L'expression l' "an" 2000 a une charge symbolique importante, c'est évident. Techniquement, on ne change ni de siècle ni de millénaire (c'est pour 2001), mais le passage d'une ère à l'autre va se faire là quand même.

D'ailleurs, cet "an" 2000 change de face au fur et à mesure qu'il se rapproche. Pendant longtemps, disons la majeure partie du XXème siècle, il a symbolisé l'avenir, de façon un peu futuriste, un peu comme un avenir de science-fiction auquel on faisait une référence fantasque et imaginaire. Jusqu'au premier traiteur de luxe ouvert jusqu'à 2 heures du matin qui, dans les "années" 50, s'appelait déjà "À l'an 2000". C'est que bizarrement ce mot "an" qui, dans cette expression, est résolument tourné vers l'avenir est un mot assez archaïque, qu'on trouve en français d'aujourd'hui dans des formules figées qui fleurent bon le passé : l' "an" 2000 est un calque de l' "an" mil. Aujourd'hui, pour parler des millésimes, on parle d' "années" : "l'année 1967 a été bonne pour le Bordeaux"…

Mais jadis, on parlait d' "an", voire, dans une langue plus marquée qu'aujourd'hui par la préoccupation religieuse, d' "an de grâce". Mais, cet usage se retrouve pour le calendrier révolutionnaire ("Ô soldats de l'an II"…), et s'est transmis lorsqu'il s'agit d'entamer une nouvelle ère (Cf. le film "L'an 01").

Mais, on trouve également ce mot "an" lorsqu'on est à la frange de deux "années" : "le nouvel an", "le jour de l'an", "au gui l'an neuf", etc. Ou dans de vieilles expressions du genre "bon an mal an" qui signifie en gros, l'un dans l'autre, si l'on fait la moyenne entre les bonnes et les mauvaises "années".

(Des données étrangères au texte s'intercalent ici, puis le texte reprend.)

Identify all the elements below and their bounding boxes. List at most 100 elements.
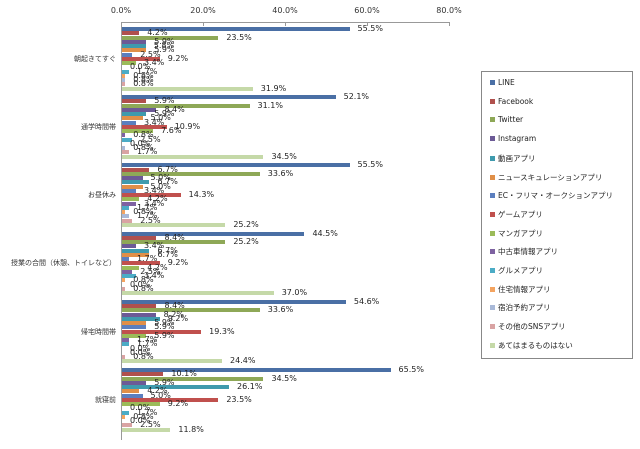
data-label: 5.9% [154, 45, 175, 55]
data-label: 5.9% [154, 322, 175, 332]
category-label: 帰宅時間帯 [81, 327, 116, 336]
legend-item: ゲームアプリ [490, 209, 543, 220]
bar [122, 112, 147, 117]
legend-item: 中古車情報アプリ [490, 246, 558, 257]
data-label: 5.0% [150, 173, 171, 183]
bar [122, 95, 336, 100]
data-label: 10.1% [171, 369, 197, 379]
bar [122, 338, 129, 343]
bar [122, 44, 146, 48]
bar [122, 342, 129, 347]
bar [122, 78, 126, 82]
legend-swatch-icon [490, 286, 495, 292]
data-label: 6.7% [157, 177, 178, 187]
data-label: 34.5% [271, 151, 297, 161]
legend-label: Twitter [498, 115, 524, 125]
data-label: 52.1% [343, 92, 370, 102]
category-label: 通学時間帯 [81, 123, 116, 132]
x-axis-line [121, 22, 449, 23]
data-label: 65.5% [398, 365, 424, 374]
data-label: 5.9% [154, 330, 175, 340]
bar [122, 286, 126, 291]
bar [122, 333, 147, 338]
legend-swatch-icon [490, 324, 495, 330]
legend-swatch-icon [490, 342, 495, 348]
bar [122, 73, 126, 78]
bar [122, 274, 136, 279]
x-tick-label: 80.0% [436, 6, 462, 15]
bar [122, 235, 157, 240]
legend-label: ニュースキュレーションアプリ [498, 172, 603, 182]
legend-swatch-icon [490, 249, 495, 255]
data-label: 3.4% [143, 241, 165, 251]
bar [122, 201, 136, 206]
data-label: 0.8% [133, 275, 154, 285]
legend-label: 住宅情報アプリ [498, 284, 551, 294]
data-label: 24.4% [230, 356, 256, 366]
data-label: 0.8% [133, 75, 154, 84]
data-label: 0.8% [133, 143, 154, 153]
data-label: 26.1% [237, 382, 263, 391]
bar [122, 188, 136, 193]
data-label: 5.9% [154, 36, 175, 46]
data-label: 4.2% [147, 386, 168, 396]
data-label: 3.4% [143, 198, 165, 208]
data-label: 55.5% [357, 160, 383, 170]
legend-item: 住宅情報アプリ [490, 284, 551, 295]
bar [122, 316, 160, 321]
data-label: 6.7% [157, 245, 178, 255]
data-label: 0.8% [133, 352, 154, 362]
bar [122, 304, 157, 309]
bar [122, 312, 156, 317]
bar [122, 414, 126, 419]
bar [122, 107, 157, 112]
legend-swatch-icon [490, 136, 495, 142]
legend-swatch-icon [490, 155, 495, 161]
legend-item: Facebook [490, 97, 533, 106]
bar [122, 299, 346, 304]
data-label: 0.0% [130, 403, 151, 413]
legend-swatch-icon [490, 305, 495, 311]
data-label: 0.8% [133, 207, 154, 217]
x-tick-label: 20.0% [190, 6, 216, 15]
data-label: 10.9% [174, 121, 201, 131]
bar [122, 124, 167, 129]
bar [122, 27, 350, 31]
data-label: 0.0% [130, 347, 151, 357]
bar [122, 31, 140, 36]
data-label: 8.2% [163, 309, 184, 319]
bar [122, 69, 129, 74]
legend-swatch-icon [490, 80, 495, 85]
bar [122, 184, 143, 189]
data-label: 0.0% [130, 138, 151, 148]
data-label: 14.3% [188, 190, 215, 200]
category-label: お昼休み [88, 191, 116, 200]
x-tick-mark [285, 22, 286, 26]
data-label: 0.8% [133, 411, 154, 421]
bar [122, 368, 391, 372]
data-label: 25.2% [233, 237, 259, 247]
bar [122, 257, 129, 262]
bar [122, 393, 143, 398]
legend-item: グルメアプリ [490, 265, 543, 276]
x-tick-label: 0.0% [110, 6, 132, 15]
bar [122, 167, 150, 172]
bar [122, 427, 171, 432]
data-label: 0.8% [133, 79, 154, 89]
data-label: 1.7% [136, 147, 158, 157]
bar [122, 278, 126, 283]
bar [122, 325, 147, 330]
data-label: 44.5% [312, 228, 338, 238]
data-label: 3.4% [143, 271, 165, 281]
data-label: 2.5% [140, 266, 161, 276]
bar [122, 171, 260, 176]
data-label: 3.4% [143, 117, 165, 127]
legend-label: EC・フリマ・オークションアプリ [498, 191, 613, 201]
x-tick-mark [367, 22, 368, 26]
bar [122, 35, 219, 40]
data-label: 9.2% [167, 399, 189, 408]
data-label: 5.9% [154, 96, 175, 106]
data-label: 5.0% [150, 113, 171, 123]
bar [122, 193, 181, 198]
data-label: 4.2% [147, 194, 168, 204]
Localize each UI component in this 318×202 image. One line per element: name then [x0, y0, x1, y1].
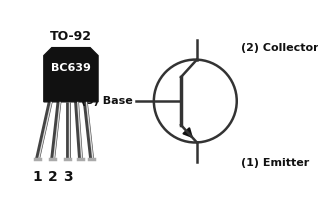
Text: BC639: BC639	[51, 63, 91, 73]
Text: (1) Emitter: (1) Emitter	[241, 158, 309, 168]
Text: 3: 3	[63, 170, 73, 184]
Text: (2) Collector: (2) Collector	[241, 43, 318, 53]
Text: 1: 1	[32, 170, 42, 184]
Text: 2: 2	[48, 170, 58, 184]
Text: TO-92: TO-92	[50, 30, 92, 43]
Polygon shape	[44, 48, 98, 102]
Text: (3) Base: (3) Base	[81, 96, 133, 106]
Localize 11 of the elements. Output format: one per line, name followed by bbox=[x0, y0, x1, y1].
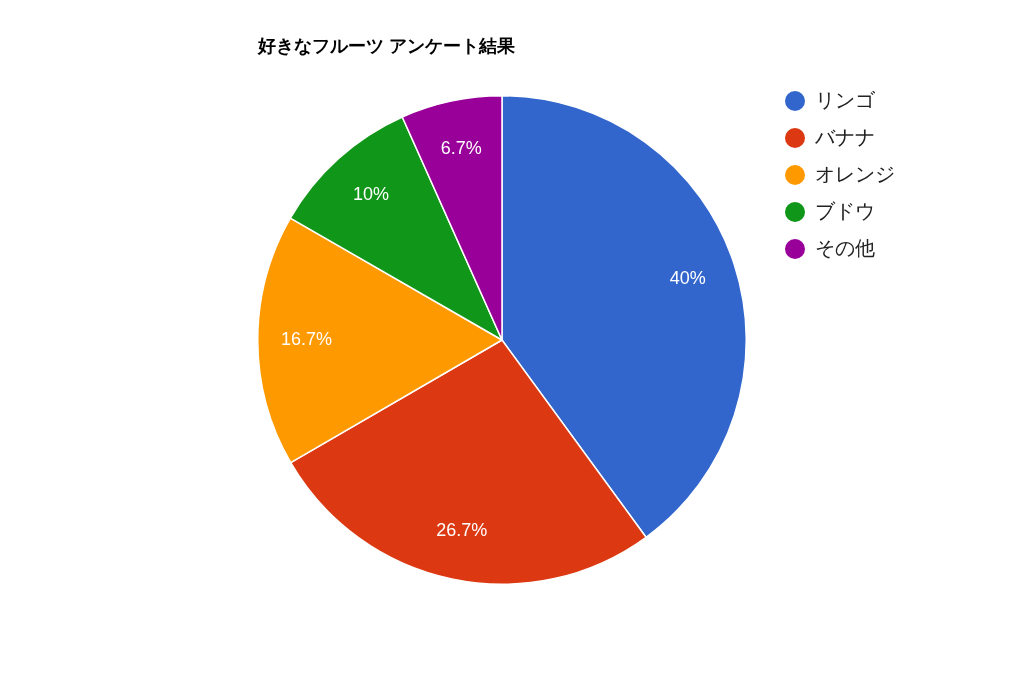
legend-label: リンゴ bbox=[815, 88, 876, 111]
chart-title: 好きなフルーツ アンケート結果 bbox=[257, 36, 516, 56]
data-label: 16.7% bbox=[281, 329, 333, 350]
legend-label: バナナ bbox=[814, 125, 875, 148]
legend-label: オレンジ bbox=[815, 162, 895, 185]
data-label: 6.7% bbox=[440, 137, 482, 158]
legend-label: ブドウ bbox=[815, 199, 875, 222]
data-label: 26.7% bbox=[436, 520, 488, 541]
legend-label: その他 bbox=[815, 236, 875, 259]
data-label: 10% bbox=[353, 183, 390, 204]
data-label: 40% bbox=[669, 268, 706, 289]
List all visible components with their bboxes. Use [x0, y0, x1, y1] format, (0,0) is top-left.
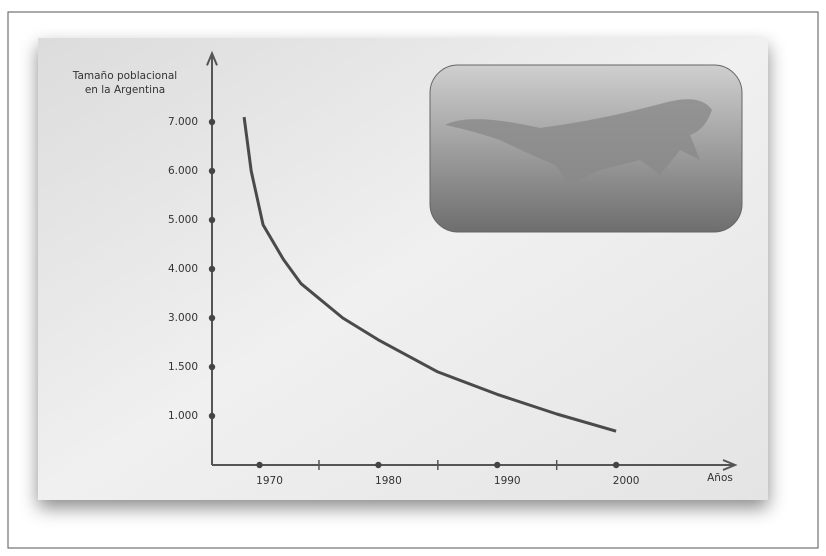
page: Tamaño poblacional en la Argentina Años …: [0, 0, 826, 556]
x-label: Años: [707, 472, 733, 484]
y-tick-label: 6.000: [168, 165, 198, 177]
x-tick: [375, 462, 381, 468]
y-tick-label: 1.500: [168, 361, 198, 373]
y-tick: [209, 364, 215, 370]
y-tick: [209, 119, 215, 125]
y-tick: [209, 168, 215, 174]
y-tick-label: 1.000: [168, 410, 198, 422]
chart: Tamaño poblacional en la Argentina Años …: [0, 0, 826, 556]
y-tick-label: 7.000: [168, 116, 198, 128]
y-tick-label: 5.000: [168, 214, 198, 226]
y-tick: [209, 266, 215, 272]
x-tick: [256, 462, 262, 468]
y-tick: [209, 413, 215, 419]
y-tick: [209, 315, 215, 321]
x-tick-label: 1980: [375, 475, 402, 487]
y-tick-label: 4.000: [168, 263, 198, 275]
y-tick-label: 3.000: [168, 312, 198, 324]
y-tick: [209, 217, 215, 223]
y-label: Tamaño poblacional: [72, 70, 177, 82]
x-tick-label: 1970: [256, 475, 283, 487]
x-tick-label: 2000: [613, 475, 640, 487]
x-tick-label: 1990: [494, 475, 521, 487]
x-tick: [613, 462, 619, 468]
y-label: en la Argentina: [85, 84, 165, 96]
x-tick: [494, 462, 500, 468]
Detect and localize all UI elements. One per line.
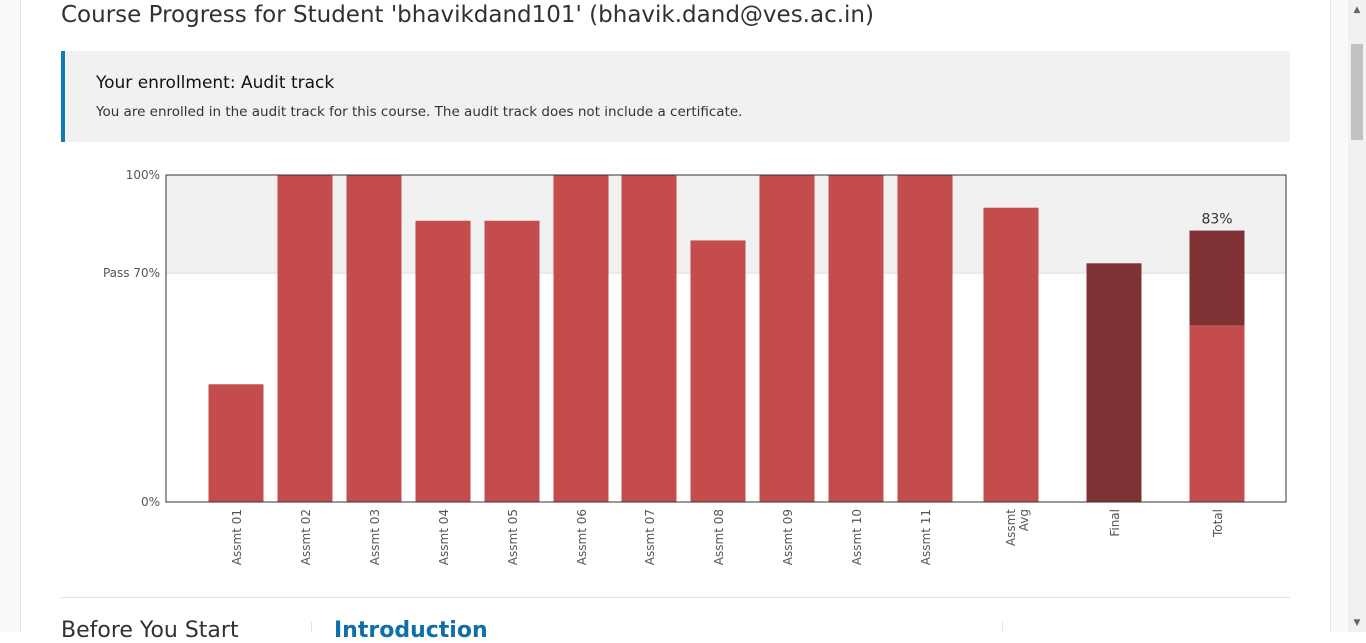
- x-tick-label: Assmt 05: [506, 509, 520, 565]
- bar-assmt-01: [208, 384, 264, 502]
- vertical-scrollbar[interactable]: ▲ ▼: [1348, 0, 1366, 632]
- x-tick-label: Assmt 06: [575, 509, 589, 565]
- x-tick-label: Assmt: [1004, 509, 1018, 546]
- page-title: Course Progress for Student 'bhavikdand1…: [61, 2, 874, 28]
- enrollment-message: You are enrolled in the audit track for …: [96, 104, 743, 120]
- x-tick-label: Assmt 09: [781, 509, 795, 565]
- column-divider: [311, 622, 312, 632]
- column-divider: [1002, 622, 1003, 632]
- right-page-gutter: [1330, 0, 1349, 632]
- bar-assmt-04: [415, 220, 471, 502]
- scroll-up-arrow-icon[interactable]: ▲: [1353, 5, 1361, 15]
- bar-total-assignments: [1189, 325, 1245, 502]
- bar-assmt-10: [828, 175, 884, 502]
- y-tick-label: Pass 70%: [103, 266, 160, 280]
- bar-assmt-07: [621, 175, 677, 502]
- x-tick-label: Assmt 01: [230, 509, 244, 565]
- bar-final: [1086, 263, 1142, 502]
- enrollment-notice: Your enrollment: Audit track You are enr…: [61, 51, 1290, 142]
- data-label: 83%: [1201, 212, 1232, 228]
- bar-assmt-05: [484, 220, 540, 502]
- bar-total-final: [1189, 230, 1245, 326]
- chapter-heading-before-you-start[interactable]: Before You Start: [61, 618, 239, 643]
- y-tick-label: 0%: [141, 495, 160, 509]
- x-tick-label: Assmt 07: [643, 509, 657, 565]
- x-tick-label: Assmt 11: [919, 509, 933, 565]
- plot-frame: [165, 174, 1287, 503]
- bar-assmt-09: [759, 175, 815, 502]
- x-tick-label: Avg: [1017, 509, 1031, 531]
- y-tick-label: 100%: [126, 168, 160, 182]
- x-tick-label: Final: [1108, 509, 1122, 537]
- bar-assmt-avg: [983, 207, 1039, 502]
- scrollbar-thumb[interactable]: [1351, 44, 1363, 140]
- bar-assmt-11: [897, 175, 953, 502]
- enrollment-title: Your enrollment: Audit track: [96, 73, 335, 93]
- left-page-gutter: [0, 0, 21, 632]
- x-tick-label: Assmt 10: [850, 509, 864, 565]
- x-tick-label: Assmt 08: [712, 509, 726, 565]
- grade-chart: Assmt 01 Assmt 02 Assmt 03 Assmt 04 Assmt 05…: [103, 168, 1287, 565]
- x-tick-label: Total: [1211, 509, 1225, 538]
- bar-assmt-08: [690, 240, 746, 502]
- bar-assmt-02: [277, 175, 333, 502]
- x-tick-label: Assmt 02: [299, 509, 313, 565]
- x-tick-label: Assmt 04: [437, 509, 451, 565]
- section-divider: [61, 597, 1290, 598]
- scroll-down-arrow-icon[interactable]: ▼: [1353, 618, 1361, 628]
- bar-assmt-06: [553, 175, 609, 502]
- bar-assmt-03: [346, 175, 402, 502]
- x-tick-label: Assmt 03: [368, 509, 382, 565]
- chapter-heading-introduction[interactable]: Introduction: [334, 618, 488, 643]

Mais, il serait faux de penser que le mot "an" est réservé à des expressions toutes faites : c'est encore un mot très usuel et très vivant qu'on emploie tout le temps. Alors quelle est la différence de sens qui le distingue de son doublet "année" ?
Et bien, comme c'est souvent le cas en français, il n'y a pas vraiment de règle, mais des usages variés.
On peut quand même noter quelques grandes tendances : "année" pointe davantage un contenu, une durée, alors que "an" s'utilise plus pour marquer l'âge ou l'écoulement du temps.
Pour l'âge, c'est évident : "il a trois ans", "il a quarante ans", etc.
Pour dater, marquer le temps qui s'écoule : "depuis trois ans", "dans dix ans", "dans trois cents ans", "j'ai vécu douze ans à Bécons"…

Mais voyez comme c'est une question d'habitude et non de bon sens : il suffit d'une préposition pour tout faire basculer : on dit "il y a 300 000 ans" ; "il y a trois millions d'années"… mais on ne dirait jamais "il y a trois millions d'ans". De même, on dit "une dizaine d'années", et non "une dizaine d'ans".